Real systems.
Measured results.
Every engagement starts with a broken system and ends with numbers. Here is what that looks like.
£50K/month in cloud waste. Nobody tracking why.
Before
High-cardinality metrics, inefficient queries, over-provisioned infrastructure. Costs escalating. Performance degrading under load.
After
£50K/month reduction in cloud costs. Faster queries. Lower storage. Reliable observability under load.
What I changed
- Identified high-cardinality sources across Prometheus
- Redesigned metric structure to reduce unnecessary label dimensions
- Optimised query patterns and retention policies
- Removed over-provisioned infrastructure and unused workloads
Why it mattered
Observability shifted from a cost problem to a reliable foundation. Financially sustainable at scale.
Failing at 20k req/s. Stable at 80k.
Before
Latency spikes under traffic. Deployment instability. No autoscaling. Every traffic spike meant firefighting.
After
Stable throughput at ~80k req/s. Lower latency. Safer deployments. No more firefighting.
What I changed
- Redesigned architecture using event-driven patterns
- Introduced Kafka to decouple data flows between services
- Implemented autoscaling using KEDA
- Improved observability with Prometheus and tracing
Why it mattered
The platform scales confidently with demand. Traffic spikes are handled, not fought.
59% manual accuracy. 96% fully automated.
Before
Tickets classified manually. Inconsistent results. No trend visibility. Growing backlog with no path to automation.
After
Fully automated LLM-based classification. 96% accuracy. Real-time trend analysis enabled.
What I changed
- Designed and built an LLM-based classification pipeline
- Integrated Slack to backend to LLM to database flow
- Implemented concurrency controls and crash recovery
- Introduced prompt versioning using SHA256
Why it mattered
Support became scalable, consistent, and insight-driven. AI applied in a way that actually works in production.

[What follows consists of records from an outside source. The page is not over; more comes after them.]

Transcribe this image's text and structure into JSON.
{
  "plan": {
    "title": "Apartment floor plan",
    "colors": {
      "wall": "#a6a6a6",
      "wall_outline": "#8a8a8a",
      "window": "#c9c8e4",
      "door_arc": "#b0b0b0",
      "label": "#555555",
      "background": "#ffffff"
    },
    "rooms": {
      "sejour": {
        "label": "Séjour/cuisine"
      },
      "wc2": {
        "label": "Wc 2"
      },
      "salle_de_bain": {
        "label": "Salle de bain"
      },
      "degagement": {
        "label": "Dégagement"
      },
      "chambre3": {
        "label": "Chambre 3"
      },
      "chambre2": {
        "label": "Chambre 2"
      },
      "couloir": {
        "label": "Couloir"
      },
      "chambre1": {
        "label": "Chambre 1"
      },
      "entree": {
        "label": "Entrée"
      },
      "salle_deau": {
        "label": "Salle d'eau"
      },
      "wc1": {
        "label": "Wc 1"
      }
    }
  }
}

1-hour pipelines. Cut to 20 minutes.
Before
Pipelines running ~1 hour with inefficient queries and poor indexing. Teams waiting hours for data that should take minutes.
After
20-minute pipeline runtime. Reliable processing. Faster access to insights.
What I changed
- Redesigned ETL pipelines using event-driven architecture
- Optimised queries and indexing strategies
- Introduced monitoring and rollback mechanisms
Why it mattered
Teams got faster access to insights, more reliable data, and less time fighting pipelines.
28 issues found before they caused outages.
Before
Single-replica components in critical paths. Misconfigured scaling. Hidden failure points. One bad deploy from a full outage.
After
All 28 issues remediated. Resilient scaling. Production-ready observability.
What I changed
- Full audit across observability stack
- Identified 28 issues across severity levels
- Fixed replication and scaling gaps
- Improved autoscaling using KEDA
Why it mattered
Platform became reliable under real conditions. Resilient to failures.
Manual compliance. Now fully automated.
Before
Findings tracked manually. Duplicates everywhere. No central visibility. Scaling compliance was impossible.
After
Automated pipeline. Zero duplicates. Real-time visibility. Scalable compliance.
What I changed
- Built pipeline using AWS CodePipeline and CodeBuild
- Implemented deterministic finding IDs using SHA256
- Integrated with AWS Security Hub
- Handled API limits using batching
Why it mattered
Compliance became automated, reliable, and scalable. A controlled system instead of reactive tracking.